Note that the definition of an HMO is in legislation (Housing Act 2004) and does not take into regard the type of agreement.
Article 4 Direction
Frequently confused with licensing, if Article 4 Direction has been brought in by a Local Authority it is required to get planning permission on a new HMO. If a property was an HMO at the time Article 4 was introduced it will retain the rights to trade as an HMO, although some Authorities will not allow the property to retain that right if they choose to let as a non-HMO (i.e. a standard family let).
Note that a larger HMO of 6 occupants or more has always required to have planning permission.
Licensing is a very emotive subject. Introduced in the 2004 Housing Act it was intended to control properties that were deemed to be a greater risk than the norm, and allow greater control of them.
If a property is an HMO with 5 or more occupants it has to have a Mandatory License. Note that the criterion is occupants, not just the named tenants. Be aware of a family of 4 allowing someone non-related to live in the property – they will create a Mandatory Licensable HMO.
The license will last for 5 years, and will have to be renewed.
It is possible for the Local Authority to apply for non-Mandatory Licensable HMO’s to be licensed. This is known as Additional Licensing.
Because properties of 1 or two unrelated occupants are not HMO’s, and 5 or more are Mandatory Licensed, it follows that Additional Licensing only applies to HMO’s of 3 or 4 occupants.
- Minimum Room Sizes
Any HMO License (Mandatory or Additional) issued after October 1st 2018 must have the following conditions:-
– sleeping accommodation for 1 person over 10 years old must be a minimum of 6.51 m2 (70 ft2)
– sleeping accommodation for 2 people over 10 years old must be a minimum of 10.22m2 (110 ft2)
– sleeping accommodation for 1 person under 10 years old must be a minimum of 4.64 m2 (50 ft2)
– Therefore any room under 4.64 m2 (50 ft2) cannot be used for sleeping accommodation.

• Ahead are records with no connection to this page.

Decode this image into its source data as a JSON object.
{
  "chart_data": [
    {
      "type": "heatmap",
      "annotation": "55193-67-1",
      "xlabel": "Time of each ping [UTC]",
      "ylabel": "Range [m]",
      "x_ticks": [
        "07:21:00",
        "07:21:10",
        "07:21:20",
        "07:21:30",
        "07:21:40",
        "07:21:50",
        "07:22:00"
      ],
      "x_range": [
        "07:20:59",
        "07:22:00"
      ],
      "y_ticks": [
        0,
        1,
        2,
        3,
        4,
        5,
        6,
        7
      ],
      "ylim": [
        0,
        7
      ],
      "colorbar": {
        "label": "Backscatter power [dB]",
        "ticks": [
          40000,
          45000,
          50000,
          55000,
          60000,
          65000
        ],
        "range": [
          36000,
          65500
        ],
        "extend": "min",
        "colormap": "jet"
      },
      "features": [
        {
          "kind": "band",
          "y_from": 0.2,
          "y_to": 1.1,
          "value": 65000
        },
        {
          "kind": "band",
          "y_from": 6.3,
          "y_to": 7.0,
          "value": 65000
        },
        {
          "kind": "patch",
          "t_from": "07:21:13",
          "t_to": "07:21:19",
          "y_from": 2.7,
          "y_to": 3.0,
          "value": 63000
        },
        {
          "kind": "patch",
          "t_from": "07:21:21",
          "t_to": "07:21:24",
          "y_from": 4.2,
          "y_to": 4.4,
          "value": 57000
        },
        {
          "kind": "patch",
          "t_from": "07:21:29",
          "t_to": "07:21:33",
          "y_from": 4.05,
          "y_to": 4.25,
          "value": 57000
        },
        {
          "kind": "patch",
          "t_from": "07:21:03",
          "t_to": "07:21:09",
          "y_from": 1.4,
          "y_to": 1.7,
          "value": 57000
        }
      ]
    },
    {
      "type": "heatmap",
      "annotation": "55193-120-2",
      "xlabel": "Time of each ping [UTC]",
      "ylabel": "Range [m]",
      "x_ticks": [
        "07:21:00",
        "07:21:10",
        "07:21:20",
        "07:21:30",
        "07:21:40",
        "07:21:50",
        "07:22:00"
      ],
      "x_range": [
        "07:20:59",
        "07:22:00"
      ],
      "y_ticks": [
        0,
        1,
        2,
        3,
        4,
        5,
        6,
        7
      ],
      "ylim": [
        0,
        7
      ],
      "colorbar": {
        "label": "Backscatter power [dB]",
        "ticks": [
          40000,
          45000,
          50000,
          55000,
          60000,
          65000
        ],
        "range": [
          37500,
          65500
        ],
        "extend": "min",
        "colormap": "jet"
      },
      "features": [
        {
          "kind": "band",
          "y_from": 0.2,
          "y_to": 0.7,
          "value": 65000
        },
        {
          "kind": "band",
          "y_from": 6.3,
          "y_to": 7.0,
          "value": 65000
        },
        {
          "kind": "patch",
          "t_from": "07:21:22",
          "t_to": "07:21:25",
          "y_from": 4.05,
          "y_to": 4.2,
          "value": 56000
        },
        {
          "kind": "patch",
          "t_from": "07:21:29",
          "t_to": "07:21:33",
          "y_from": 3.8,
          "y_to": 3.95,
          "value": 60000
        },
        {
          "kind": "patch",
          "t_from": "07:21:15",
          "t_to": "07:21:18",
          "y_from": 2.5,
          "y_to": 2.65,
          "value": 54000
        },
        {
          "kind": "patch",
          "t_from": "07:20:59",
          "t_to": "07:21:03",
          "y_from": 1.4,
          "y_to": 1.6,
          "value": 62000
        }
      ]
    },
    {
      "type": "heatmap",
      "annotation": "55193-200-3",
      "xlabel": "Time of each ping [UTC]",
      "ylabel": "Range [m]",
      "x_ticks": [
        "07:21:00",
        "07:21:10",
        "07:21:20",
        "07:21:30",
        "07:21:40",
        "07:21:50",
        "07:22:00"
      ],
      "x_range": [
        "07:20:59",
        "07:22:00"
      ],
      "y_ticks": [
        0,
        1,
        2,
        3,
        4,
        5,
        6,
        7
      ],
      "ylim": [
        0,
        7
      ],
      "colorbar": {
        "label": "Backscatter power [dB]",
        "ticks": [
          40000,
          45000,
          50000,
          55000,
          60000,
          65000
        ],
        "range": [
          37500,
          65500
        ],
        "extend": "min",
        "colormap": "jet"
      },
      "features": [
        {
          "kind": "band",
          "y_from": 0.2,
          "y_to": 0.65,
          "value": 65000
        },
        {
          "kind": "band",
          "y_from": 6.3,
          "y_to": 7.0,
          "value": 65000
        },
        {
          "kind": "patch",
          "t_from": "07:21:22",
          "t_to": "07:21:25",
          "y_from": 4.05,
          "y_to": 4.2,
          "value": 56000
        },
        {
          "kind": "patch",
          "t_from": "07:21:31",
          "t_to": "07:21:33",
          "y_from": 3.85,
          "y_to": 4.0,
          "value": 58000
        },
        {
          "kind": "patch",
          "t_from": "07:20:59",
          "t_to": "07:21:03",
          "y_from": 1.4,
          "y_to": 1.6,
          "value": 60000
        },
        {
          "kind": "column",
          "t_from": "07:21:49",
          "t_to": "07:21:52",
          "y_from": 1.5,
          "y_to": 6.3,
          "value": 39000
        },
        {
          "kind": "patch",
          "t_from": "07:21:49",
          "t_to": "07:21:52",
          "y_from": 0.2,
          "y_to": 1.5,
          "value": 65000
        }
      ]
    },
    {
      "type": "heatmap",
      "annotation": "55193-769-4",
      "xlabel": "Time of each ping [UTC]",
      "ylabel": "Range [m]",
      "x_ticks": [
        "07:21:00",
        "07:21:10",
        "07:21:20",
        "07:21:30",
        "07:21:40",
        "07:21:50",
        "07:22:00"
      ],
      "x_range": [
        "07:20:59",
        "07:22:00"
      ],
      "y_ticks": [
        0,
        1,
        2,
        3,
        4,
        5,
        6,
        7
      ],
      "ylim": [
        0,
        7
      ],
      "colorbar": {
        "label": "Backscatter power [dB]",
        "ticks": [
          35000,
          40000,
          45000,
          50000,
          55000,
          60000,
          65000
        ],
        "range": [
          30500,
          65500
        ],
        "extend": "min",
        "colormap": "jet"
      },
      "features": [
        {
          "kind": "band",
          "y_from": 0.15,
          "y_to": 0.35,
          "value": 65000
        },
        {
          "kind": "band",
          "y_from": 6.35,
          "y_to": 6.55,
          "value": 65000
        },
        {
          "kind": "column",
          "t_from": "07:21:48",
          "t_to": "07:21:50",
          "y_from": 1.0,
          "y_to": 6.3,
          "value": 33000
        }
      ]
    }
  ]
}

Note that any property that previously had a license now not meeting these conditions will be given an 18 month license in an attempt to meet the new criteria.
– Additional Requirements
Any licensable HMO must:
– have a written agreement (AST)
– need to reference all tenants
It is possible for a Local Authority to decree that all non-HMO’s in a specified area need to be licensed. This is Selective Licensing.
- If your property meets the criteria for a Mandatory License it cannot be challenged.
- Additional and Selective Licensing are collectively known as Discretionary Licensing, it is at the Discretion of the Local Authority whether to consider introducing it.
- The only ways of challenging are at the consultation stage, and then within 3 months of a scheme being agreed. Note that this latter challenge can only be done by a legal challenge which can be extremely expensive.
- If the Local Authority are requesting you to do something to meet the license conditions that can be challenged via the First Tier Tribunal ,they cannot legislate on the introduction of a Discretionary Scheme.
Penalties for not Licensing
- No section 21, or court proceedings;
- Unlimited fine;
- Your Tenants can claim back the rent paid to you (max 1 year).
When Licensing and HHSRS were introduced in the 2004 Housing Act there was a lot of confusion over the requirements for fire safety, as the guidance in the Act was very poor. The regulatory body to co-ordinate Local Authorities LACORS (Local Authorities Coordinators of Regulatory Services) (now defunct) wrote an excellent guide for fire safety guidance. Although now getting out of date it is still generally referred to by Local Authorities and the First Tier Tribunal.
The body that took over from LACORS, the LGA (Local Government Association) has produced a guide to fire safety in purpose-built blocks of flats. The current version can be seen here, but is generally expected to be revised following the unfortunate circumstances following the Grenfell fire.